Au jour fixé, Pierrot, averti par ses éclaireurs du dessein de l'ennemi, borda la grande muraille d'infanterie, dont la seule fonction devait être de jeter des pierres sur la tête des Tartares pendant l'assaut, et de renverser leurs échelles dans le fossé. La hauteur de la muraille était telle qu'il n'y avait rien à craindre des assiégeants si les assiégés faisaient leur devoir. Les deux chefs prononcèrent un petit discours que le vieil Alcofribas nous a conservé:
«Braves Tartares, dit Kabardantès, montez à l'assaut sans peur. Si vous mettez le pied sur ce rempart, la Chine est à vous: massacrez, pillez, brûlez. Je me réserve pour esclaves tout ce qui est au-dessous de vingt ans; tuez ou vendez le reste et prenez leurs terres.»
—Vive le généreux Kabardantès! crièrent les Tartares.
Ce cri fut si retentissant et poussé avec tant d'ensemble que la muraille en fut ébranlée: quelques pierres tombèrent des créneaux.
—Voyez, dit Kabardantès, les dieux mêmes sont pour vous: la muraille s'écroule pour vous livrer passage.
On applaudit de toutes parts.
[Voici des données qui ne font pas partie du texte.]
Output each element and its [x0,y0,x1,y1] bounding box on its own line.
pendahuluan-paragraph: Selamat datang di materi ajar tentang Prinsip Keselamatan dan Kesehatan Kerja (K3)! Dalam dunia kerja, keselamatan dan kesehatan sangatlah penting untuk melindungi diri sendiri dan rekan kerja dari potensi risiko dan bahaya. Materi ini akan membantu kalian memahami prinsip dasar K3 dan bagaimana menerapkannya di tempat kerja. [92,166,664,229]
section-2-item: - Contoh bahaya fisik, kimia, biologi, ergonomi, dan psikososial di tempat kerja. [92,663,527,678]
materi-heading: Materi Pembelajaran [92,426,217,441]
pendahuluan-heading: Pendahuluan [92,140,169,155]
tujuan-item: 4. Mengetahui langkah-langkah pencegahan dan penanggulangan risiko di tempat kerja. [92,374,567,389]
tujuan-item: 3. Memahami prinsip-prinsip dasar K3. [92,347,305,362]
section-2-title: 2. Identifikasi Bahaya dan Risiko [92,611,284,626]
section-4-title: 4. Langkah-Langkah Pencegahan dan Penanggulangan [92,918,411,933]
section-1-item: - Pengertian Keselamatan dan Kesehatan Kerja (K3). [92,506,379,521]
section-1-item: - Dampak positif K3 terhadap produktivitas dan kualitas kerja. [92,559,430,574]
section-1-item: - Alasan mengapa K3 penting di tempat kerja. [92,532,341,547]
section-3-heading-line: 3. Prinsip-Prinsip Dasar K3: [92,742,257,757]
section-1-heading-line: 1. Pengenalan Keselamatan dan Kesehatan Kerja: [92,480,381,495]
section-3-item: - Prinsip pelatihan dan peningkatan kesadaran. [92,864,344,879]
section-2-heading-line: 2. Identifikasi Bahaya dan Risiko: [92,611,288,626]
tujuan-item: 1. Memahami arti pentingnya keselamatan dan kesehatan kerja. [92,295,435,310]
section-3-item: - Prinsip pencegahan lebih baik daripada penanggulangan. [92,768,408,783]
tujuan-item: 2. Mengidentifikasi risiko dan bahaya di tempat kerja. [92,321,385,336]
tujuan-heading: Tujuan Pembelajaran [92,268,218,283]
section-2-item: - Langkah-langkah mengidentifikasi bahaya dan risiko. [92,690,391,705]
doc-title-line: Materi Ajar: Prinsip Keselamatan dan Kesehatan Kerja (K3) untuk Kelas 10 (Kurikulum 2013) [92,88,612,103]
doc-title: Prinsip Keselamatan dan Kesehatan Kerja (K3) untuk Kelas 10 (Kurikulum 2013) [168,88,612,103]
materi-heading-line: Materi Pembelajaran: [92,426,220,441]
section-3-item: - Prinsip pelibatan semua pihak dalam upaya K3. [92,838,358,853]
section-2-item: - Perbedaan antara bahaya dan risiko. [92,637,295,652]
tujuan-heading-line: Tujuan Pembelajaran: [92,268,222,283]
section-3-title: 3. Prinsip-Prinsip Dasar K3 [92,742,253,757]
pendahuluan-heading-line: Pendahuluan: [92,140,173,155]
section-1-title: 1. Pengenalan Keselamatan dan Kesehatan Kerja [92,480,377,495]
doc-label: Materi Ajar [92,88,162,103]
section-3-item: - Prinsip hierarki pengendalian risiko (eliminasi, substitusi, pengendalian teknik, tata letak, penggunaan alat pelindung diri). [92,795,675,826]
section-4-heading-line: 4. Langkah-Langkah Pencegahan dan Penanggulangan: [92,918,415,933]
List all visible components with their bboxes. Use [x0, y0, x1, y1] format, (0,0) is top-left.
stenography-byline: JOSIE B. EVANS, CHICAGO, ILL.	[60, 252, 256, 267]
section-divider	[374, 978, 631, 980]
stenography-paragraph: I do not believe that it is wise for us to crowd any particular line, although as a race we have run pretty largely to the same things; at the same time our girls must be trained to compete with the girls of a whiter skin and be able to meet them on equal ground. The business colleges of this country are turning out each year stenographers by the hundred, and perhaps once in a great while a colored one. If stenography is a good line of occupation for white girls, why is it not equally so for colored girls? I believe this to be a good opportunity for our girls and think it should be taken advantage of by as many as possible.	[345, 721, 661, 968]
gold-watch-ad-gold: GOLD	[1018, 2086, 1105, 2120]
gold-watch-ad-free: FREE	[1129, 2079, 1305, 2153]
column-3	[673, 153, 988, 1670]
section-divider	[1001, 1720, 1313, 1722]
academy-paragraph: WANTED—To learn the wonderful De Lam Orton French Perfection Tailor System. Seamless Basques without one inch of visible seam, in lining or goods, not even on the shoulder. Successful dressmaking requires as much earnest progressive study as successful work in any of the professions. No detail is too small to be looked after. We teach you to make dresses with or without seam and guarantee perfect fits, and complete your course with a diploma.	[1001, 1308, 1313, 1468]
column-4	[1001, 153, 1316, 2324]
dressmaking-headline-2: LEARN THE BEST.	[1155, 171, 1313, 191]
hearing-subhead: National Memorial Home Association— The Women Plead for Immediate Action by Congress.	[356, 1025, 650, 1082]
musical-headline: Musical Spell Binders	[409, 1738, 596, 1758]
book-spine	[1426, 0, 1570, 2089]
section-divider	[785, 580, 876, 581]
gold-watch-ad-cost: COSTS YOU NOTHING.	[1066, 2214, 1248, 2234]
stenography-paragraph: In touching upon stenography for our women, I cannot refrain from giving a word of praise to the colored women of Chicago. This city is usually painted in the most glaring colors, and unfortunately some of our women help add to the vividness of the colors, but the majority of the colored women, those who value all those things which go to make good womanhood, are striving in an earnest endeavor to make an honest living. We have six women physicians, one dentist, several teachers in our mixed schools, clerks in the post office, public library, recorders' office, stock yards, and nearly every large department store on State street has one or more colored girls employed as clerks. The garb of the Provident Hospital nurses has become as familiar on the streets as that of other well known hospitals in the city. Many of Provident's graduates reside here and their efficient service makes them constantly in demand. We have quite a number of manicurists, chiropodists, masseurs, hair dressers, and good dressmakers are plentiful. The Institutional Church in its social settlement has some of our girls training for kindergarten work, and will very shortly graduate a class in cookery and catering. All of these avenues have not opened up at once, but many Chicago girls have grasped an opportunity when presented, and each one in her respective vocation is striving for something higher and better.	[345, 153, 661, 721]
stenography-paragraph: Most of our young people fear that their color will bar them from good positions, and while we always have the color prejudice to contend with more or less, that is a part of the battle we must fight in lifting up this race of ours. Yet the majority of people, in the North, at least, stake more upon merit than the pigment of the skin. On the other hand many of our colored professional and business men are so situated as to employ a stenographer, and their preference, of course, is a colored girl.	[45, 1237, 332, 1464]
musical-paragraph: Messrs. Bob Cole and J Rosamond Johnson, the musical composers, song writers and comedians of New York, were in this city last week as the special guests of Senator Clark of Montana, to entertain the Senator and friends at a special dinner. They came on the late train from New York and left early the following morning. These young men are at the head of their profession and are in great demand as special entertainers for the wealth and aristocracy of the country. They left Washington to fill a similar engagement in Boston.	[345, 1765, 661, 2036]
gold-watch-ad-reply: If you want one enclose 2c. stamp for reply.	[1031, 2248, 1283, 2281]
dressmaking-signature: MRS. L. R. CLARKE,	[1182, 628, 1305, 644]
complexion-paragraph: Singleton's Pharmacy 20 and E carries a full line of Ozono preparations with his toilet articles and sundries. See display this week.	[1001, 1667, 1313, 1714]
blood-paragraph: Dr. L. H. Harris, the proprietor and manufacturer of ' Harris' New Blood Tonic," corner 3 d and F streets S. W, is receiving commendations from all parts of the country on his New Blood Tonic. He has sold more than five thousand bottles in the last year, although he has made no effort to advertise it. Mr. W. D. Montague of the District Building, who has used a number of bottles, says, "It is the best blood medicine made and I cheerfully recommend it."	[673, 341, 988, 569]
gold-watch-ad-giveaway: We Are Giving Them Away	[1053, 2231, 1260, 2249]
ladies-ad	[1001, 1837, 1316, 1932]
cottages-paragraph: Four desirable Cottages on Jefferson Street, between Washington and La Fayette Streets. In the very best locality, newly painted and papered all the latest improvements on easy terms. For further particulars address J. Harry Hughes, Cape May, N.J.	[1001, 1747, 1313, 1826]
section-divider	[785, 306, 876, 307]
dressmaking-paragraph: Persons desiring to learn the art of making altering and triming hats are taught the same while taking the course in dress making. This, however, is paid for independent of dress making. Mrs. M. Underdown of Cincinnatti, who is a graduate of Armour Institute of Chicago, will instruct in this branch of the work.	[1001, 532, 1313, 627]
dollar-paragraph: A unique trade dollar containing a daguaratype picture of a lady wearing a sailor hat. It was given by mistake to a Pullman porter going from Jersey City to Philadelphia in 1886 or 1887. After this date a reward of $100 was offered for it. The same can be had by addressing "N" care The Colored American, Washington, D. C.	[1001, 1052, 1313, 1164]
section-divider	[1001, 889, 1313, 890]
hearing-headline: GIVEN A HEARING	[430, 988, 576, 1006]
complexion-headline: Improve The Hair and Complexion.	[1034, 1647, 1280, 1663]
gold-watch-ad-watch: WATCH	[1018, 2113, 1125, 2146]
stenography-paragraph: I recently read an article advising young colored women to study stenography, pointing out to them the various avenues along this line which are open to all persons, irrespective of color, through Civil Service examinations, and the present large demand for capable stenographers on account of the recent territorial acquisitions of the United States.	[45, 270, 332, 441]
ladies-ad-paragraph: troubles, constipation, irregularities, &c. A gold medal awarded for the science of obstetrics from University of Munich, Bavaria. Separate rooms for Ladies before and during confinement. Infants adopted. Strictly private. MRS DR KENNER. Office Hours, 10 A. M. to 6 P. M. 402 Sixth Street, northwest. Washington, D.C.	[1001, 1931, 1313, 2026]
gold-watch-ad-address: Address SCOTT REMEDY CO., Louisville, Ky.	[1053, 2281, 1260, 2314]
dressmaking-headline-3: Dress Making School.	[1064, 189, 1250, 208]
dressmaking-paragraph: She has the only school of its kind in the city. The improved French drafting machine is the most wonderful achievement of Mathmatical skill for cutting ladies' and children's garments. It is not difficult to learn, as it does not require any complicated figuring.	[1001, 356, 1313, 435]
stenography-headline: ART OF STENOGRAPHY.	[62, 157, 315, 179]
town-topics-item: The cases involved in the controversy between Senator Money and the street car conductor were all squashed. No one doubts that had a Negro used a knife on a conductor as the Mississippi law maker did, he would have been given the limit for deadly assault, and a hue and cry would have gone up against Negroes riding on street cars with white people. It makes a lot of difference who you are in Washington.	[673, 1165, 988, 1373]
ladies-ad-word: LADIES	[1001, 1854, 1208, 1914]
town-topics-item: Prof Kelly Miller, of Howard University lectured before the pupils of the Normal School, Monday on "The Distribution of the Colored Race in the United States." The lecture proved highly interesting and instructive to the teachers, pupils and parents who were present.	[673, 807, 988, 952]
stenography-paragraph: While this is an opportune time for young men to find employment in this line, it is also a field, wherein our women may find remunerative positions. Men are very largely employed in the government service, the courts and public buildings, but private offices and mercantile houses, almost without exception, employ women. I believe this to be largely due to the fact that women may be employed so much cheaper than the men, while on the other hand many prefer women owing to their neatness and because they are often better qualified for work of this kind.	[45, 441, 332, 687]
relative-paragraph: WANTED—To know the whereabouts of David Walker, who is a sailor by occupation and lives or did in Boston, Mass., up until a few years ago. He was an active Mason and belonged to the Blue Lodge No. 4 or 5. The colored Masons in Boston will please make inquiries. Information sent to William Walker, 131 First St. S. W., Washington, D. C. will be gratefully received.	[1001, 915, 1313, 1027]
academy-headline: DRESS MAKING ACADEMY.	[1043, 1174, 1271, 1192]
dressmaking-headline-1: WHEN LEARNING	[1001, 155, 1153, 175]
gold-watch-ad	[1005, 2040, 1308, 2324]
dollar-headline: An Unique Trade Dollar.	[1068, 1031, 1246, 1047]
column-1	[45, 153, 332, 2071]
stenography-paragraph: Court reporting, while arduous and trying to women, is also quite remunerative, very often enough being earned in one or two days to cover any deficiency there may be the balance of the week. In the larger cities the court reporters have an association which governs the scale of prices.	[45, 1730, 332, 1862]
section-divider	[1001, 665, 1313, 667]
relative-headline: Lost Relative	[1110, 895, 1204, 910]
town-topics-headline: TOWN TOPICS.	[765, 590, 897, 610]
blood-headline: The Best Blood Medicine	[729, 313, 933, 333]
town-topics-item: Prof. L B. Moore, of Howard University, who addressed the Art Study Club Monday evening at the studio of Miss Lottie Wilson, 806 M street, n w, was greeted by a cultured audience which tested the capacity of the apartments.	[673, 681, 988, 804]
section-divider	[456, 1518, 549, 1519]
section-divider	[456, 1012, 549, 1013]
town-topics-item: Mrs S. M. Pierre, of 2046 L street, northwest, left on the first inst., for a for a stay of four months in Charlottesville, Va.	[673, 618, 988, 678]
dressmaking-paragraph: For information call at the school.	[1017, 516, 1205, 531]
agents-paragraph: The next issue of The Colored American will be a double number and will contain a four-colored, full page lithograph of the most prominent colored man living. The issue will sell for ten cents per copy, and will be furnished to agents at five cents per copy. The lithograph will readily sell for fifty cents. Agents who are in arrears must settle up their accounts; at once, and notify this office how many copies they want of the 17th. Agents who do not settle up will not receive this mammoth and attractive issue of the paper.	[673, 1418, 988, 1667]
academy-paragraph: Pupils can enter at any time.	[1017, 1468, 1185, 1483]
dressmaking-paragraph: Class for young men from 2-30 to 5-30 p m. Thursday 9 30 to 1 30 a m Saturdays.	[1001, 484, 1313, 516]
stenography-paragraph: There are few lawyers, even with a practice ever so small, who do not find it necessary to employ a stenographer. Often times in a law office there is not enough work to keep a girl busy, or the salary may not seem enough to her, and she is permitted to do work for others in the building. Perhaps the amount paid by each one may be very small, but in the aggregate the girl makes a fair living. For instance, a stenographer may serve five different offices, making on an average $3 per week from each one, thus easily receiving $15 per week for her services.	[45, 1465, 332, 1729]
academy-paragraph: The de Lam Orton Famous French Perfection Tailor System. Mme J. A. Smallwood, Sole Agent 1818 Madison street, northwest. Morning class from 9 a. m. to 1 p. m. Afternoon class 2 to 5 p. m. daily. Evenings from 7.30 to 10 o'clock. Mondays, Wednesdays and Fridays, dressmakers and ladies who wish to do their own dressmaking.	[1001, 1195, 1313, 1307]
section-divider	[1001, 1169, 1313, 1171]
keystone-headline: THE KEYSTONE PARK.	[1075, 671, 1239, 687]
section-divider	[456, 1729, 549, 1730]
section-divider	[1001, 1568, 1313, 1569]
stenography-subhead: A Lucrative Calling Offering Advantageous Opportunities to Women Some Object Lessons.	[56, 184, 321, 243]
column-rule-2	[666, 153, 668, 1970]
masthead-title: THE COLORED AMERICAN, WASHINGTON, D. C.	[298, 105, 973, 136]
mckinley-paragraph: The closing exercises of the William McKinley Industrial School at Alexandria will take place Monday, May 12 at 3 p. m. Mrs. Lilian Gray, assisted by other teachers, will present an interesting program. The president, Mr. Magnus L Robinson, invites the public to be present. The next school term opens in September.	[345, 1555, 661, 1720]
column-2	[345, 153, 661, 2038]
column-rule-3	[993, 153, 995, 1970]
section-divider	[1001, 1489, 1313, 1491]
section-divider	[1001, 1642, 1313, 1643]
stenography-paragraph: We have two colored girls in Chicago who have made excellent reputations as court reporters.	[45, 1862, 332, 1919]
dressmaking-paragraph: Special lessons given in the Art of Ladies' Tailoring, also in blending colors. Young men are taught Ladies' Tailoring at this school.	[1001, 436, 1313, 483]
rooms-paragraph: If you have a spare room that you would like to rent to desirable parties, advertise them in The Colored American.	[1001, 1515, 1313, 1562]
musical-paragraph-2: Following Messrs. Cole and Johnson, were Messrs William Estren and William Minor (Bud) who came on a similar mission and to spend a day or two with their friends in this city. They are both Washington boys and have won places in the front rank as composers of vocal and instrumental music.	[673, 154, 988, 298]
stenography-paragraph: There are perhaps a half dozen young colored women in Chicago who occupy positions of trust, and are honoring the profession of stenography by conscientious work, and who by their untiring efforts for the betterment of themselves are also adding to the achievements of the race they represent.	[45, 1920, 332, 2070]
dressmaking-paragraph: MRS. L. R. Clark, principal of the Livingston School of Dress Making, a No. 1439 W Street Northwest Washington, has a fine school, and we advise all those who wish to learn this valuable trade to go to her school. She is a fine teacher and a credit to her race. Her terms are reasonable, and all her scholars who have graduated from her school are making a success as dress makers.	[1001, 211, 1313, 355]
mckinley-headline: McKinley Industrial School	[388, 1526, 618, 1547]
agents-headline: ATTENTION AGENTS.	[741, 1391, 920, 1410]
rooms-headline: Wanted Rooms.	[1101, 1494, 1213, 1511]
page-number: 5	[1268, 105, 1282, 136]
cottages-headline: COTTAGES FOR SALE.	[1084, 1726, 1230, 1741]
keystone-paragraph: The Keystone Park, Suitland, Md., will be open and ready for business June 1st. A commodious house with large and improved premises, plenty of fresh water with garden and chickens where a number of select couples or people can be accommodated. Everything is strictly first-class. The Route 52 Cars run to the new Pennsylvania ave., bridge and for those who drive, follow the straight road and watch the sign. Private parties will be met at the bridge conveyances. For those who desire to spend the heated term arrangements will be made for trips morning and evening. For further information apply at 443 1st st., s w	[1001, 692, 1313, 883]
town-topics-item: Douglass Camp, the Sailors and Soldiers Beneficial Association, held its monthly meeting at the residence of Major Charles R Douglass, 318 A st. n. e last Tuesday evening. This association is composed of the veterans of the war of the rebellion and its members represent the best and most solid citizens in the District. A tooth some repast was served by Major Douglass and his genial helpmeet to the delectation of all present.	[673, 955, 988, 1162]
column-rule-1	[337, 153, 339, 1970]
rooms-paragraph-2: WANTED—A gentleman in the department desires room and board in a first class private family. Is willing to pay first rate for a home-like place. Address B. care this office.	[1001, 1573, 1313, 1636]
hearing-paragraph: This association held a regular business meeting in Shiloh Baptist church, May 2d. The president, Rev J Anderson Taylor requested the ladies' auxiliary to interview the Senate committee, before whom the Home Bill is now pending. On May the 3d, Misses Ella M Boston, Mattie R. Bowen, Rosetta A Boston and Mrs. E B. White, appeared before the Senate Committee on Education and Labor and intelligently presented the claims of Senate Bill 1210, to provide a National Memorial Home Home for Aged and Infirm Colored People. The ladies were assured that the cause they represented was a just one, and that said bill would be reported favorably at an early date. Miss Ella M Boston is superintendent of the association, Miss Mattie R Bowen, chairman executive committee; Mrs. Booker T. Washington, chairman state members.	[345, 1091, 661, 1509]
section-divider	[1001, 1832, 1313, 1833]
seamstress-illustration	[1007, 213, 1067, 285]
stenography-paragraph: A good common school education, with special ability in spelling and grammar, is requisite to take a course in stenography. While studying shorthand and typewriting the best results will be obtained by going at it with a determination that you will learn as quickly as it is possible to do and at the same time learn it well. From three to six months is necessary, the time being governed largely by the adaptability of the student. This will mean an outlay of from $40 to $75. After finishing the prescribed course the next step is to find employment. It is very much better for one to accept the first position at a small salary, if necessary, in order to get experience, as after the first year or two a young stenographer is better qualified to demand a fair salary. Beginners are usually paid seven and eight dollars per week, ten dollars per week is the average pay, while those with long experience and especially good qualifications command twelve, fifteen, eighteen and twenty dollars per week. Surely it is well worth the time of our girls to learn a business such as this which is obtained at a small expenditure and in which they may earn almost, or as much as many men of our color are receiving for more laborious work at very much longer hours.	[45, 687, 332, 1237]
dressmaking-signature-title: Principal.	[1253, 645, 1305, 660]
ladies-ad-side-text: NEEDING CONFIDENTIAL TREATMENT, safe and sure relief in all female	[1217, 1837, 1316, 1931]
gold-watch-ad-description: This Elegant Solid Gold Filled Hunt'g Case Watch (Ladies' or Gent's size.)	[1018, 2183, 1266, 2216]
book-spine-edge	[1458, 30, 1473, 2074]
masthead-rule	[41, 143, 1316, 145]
Le même accident avait effrayé les Chinois.
—Ce n'est pas pour leur livrer passage, dit Pierrot, c'est pour les écraser que ces pierres sont tombées d'elles-mêmes sur leurs têtes.
La vérité est que les pierres n'étaient pas solidement liées avec du ciment romain, et Pierrot le savait bien, mais il donnait à des soldats poltrons les seuls encouragements qu'ils pussent comprendre.
—Vous avez entendu ce Tartare, ajouta-t-il, et vous savez ce qui vous attend: que ceux qui aiment la patrie, la famille et la liberté se souviennent qu'on ne défend qu'avec le sabre ces trois biens si précieux. Au surplus, que chacun de vous fasse comme moi.
A ces mots il retroussa ses manches, comme un bon ouvrier qui va faire de bonne besogne. Tous ses soldats l'imitèrent et attendirent de pied ferme le premier choc.